Capitalism has nothing more to offer people today


The problems that capitalist imperialism produces for humanity have not become any less than they were in the 19th or early 20th century. Humanity is struggling with catastrophes more than ever before. There are uncontrollable social processes. On the one hand, the world is on the brink of the abyss due to the ecological destruction caused by the capitalist economy. On the other hand, there are moral and ideological problems. Capitalist ideologues are also trying to find solutions to these problems. Capitalism has left people with no idealism. Capitalism has destroyed ambition and hope, which means the end of its history.


So what is needed? An ideology that gives people hope. And that can be nothing other than socialism. It is a characteristic of all ruling ideologies to propagate their own end as the end of humanity and the end of their own history as the end of the history of humanity. It is also necessary for their survival to make such assertions. This can be seen in every important epoch. In its day, Rome was an invincible empire. The later feudalist empires, as well as the capitalist empires today - e.g. the USA - have also claimed this. But development is a natural law. So it is nonsensical to talk about the end of humanity. The world is not threatened by destruction, nor is humanity threatened by a devastating disease. Its problems are ideological, political, social and economic. The solutions will also be ideological-political, social, economic, cultural and moral. Here socialism will have to assert itself because of its connection with the fate of humanity and its responsibility. In this sense, socialism can redefine itself.

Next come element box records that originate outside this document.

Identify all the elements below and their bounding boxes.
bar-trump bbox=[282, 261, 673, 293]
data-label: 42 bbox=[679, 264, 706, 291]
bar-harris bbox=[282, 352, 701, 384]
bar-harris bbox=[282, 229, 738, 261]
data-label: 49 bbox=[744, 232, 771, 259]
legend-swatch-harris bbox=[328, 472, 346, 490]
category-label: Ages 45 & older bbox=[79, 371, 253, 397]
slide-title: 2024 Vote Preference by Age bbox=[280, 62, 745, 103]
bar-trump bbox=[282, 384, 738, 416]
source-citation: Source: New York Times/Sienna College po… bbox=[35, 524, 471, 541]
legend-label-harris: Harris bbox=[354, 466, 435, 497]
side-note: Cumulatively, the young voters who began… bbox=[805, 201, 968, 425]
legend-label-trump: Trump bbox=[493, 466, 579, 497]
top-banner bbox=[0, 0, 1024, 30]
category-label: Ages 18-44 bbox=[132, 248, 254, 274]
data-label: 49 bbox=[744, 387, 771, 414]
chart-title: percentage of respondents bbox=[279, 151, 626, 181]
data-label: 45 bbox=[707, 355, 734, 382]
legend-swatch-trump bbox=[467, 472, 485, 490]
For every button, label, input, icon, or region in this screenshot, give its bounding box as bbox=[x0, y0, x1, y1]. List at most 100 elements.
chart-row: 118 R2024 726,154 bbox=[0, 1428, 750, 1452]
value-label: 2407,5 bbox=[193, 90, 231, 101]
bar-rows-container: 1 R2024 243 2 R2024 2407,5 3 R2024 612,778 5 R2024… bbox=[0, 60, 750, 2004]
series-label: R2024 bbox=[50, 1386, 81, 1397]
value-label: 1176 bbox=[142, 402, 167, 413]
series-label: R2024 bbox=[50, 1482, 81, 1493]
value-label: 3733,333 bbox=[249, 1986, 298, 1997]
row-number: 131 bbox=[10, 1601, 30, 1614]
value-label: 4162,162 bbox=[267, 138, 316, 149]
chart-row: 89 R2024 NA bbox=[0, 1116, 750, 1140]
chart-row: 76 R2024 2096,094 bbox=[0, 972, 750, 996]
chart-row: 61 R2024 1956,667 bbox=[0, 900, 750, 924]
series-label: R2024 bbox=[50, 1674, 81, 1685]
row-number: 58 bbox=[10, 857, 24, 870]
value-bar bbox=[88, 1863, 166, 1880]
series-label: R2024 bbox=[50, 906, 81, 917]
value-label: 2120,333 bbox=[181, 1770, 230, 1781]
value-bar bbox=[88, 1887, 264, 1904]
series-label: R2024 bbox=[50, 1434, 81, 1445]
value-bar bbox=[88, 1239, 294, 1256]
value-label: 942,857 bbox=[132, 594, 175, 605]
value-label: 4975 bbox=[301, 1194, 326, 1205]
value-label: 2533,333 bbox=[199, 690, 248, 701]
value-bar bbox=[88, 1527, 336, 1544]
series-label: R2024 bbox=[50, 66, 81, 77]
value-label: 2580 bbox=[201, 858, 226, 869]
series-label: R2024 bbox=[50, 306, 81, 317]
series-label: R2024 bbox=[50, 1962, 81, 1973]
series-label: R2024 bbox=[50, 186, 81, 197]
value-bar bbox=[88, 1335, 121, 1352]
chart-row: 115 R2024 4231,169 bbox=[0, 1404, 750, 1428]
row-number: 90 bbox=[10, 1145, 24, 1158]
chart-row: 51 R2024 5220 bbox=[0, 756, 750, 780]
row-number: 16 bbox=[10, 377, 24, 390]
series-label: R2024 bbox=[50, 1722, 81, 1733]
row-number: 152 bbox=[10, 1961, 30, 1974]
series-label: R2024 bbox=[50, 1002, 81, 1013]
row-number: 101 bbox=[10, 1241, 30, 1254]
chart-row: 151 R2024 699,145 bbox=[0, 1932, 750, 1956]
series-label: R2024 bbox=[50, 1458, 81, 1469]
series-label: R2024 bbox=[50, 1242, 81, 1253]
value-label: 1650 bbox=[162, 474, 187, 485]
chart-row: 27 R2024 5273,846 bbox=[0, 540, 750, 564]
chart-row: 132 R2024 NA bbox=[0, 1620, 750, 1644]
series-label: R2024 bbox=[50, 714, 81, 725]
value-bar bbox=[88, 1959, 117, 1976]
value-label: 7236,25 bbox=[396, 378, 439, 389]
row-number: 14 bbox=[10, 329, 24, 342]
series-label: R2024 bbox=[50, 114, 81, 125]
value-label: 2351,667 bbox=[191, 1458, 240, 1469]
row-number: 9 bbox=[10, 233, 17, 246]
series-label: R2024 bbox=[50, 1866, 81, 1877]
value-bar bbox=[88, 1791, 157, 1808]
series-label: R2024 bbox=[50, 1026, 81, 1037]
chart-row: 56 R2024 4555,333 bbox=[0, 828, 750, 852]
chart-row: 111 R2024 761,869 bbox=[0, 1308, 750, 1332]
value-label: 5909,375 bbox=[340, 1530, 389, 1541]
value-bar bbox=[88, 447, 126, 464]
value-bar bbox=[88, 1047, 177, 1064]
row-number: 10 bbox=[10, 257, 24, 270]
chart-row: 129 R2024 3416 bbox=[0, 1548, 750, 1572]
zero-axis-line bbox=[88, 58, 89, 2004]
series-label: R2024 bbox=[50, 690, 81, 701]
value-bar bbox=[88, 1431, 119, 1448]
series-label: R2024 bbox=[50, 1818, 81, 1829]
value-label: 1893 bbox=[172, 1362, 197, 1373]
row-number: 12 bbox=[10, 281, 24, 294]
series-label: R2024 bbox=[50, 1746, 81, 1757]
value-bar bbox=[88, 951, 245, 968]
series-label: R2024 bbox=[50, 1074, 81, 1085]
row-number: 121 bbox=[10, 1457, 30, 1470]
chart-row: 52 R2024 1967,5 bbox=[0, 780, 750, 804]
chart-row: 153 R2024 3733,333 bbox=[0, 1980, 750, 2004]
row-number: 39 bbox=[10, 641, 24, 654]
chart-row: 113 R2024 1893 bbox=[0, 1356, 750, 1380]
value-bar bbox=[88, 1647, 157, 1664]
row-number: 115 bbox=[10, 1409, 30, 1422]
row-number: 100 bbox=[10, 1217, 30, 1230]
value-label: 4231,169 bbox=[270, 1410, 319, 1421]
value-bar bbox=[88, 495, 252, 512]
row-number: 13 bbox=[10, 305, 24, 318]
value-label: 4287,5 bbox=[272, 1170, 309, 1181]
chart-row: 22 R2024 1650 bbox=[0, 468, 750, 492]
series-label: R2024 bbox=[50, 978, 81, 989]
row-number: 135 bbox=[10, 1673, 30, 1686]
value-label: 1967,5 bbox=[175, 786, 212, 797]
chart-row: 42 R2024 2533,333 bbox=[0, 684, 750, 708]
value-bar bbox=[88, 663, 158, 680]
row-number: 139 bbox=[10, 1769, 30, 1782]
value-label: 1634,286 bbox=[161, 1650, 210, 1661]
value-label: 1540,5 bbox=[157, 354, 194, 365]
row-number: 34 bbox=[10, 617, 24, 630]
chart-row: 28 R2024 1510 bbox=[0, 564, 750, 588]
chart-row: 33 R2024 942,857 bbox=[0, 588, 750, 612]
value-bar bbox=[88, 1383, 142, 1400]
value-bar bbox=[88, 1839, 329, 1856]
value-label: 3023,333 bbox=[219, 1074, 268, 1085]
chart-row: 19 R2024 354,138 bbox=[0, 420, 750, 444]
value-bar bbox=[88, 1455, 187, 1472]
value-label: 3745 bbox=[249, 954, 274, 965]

Capitalism today has nothing more to offer people. If you look at the free market as an example, you realise that a class has emerged that exploits through speculation and interest. In the last century, capitalists were concerned with production and trade. Now production, trade and technology are of secondary importance and the daily focus is on interest rates. This orientation no longer has anything to do with production. Capitalism in the major capitalist countries has become meaningless and functionless. This does not show the success of capitalism but rather its insignificance. What can you achieve with stock market games? It's a kind of gamble. Money only ever changes hands. You don't need new definitions for capitalism; it is a functioning gambling system. And the game is played for humanity. These trillions are a catastrophe for the world and humanity. Not seeing this or not resisting it means watching the destruction of the world.